Point is I think high quality properties will always have a buyer regardless of scale . In fact scale can be an advantage. Do I remember the 6666 ranch in Texas just sold?
 

Wind Gypsy

5 year old buck +
Point is I think high quality properties will always have a buyer regardless of scale . In fact scale can be an advantage. Do I remember the 6666 ranch in Texas just sold?

Was about to make a dumb joke about John Dutton buying it and it turns out Taylor Sheridan the writer/producer of Yellowstone and 1883 led the group that bought it for $200 mil.
 

Wind Gypsy

5 year old buck +
It seemed to me that the 20-100 acre spots have a slight premium because there’s more people who can swing a purchase for them but never done detailed analytics.

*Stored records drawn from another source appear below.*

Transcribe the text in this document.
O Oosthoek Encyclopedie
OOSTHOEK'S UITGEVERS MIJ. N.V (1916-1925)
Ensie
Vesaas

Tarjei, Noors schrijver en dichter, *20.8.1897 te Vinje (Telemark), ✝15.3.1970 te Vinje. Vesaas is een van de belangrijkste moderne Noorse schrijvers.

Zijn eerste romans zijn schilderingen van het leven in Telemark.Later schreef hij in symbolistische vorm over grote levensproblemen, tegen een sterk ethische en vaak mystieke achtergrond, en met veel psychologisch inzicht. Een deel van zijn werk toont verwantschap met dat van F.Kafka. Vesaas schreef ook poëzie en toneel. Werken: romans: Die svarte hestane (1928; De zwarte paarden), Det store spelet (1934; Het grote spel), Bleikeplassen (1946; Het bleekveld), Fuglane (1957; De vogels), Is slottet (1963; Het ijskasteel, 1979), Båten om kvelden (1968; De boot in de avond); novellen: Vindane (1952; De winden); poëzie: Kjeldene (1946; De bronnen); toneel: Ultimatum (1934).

I have a running MLS search that has been active for maybe 18 months and looked through all the listings recently. Pretty lousy market out there in MN right now for properties available!

Had my realtor add another search to include properties with homes rather than just vacant land. In a roughly 2 hr radius of Minneapolis (less far south and southwest) there were only 16 properties with a dwelling, 35+ acres, and a list price under $800k.
 

sandbur

5 year old buck +
The definition of large and small properties varies with the area and access to large metros.

160 acres is large too many, but insignificant to a western rancher with thousands of acres of poor range. If it has water for him, it would be different.

Size does make a difference, but there is no universal definition of large or small.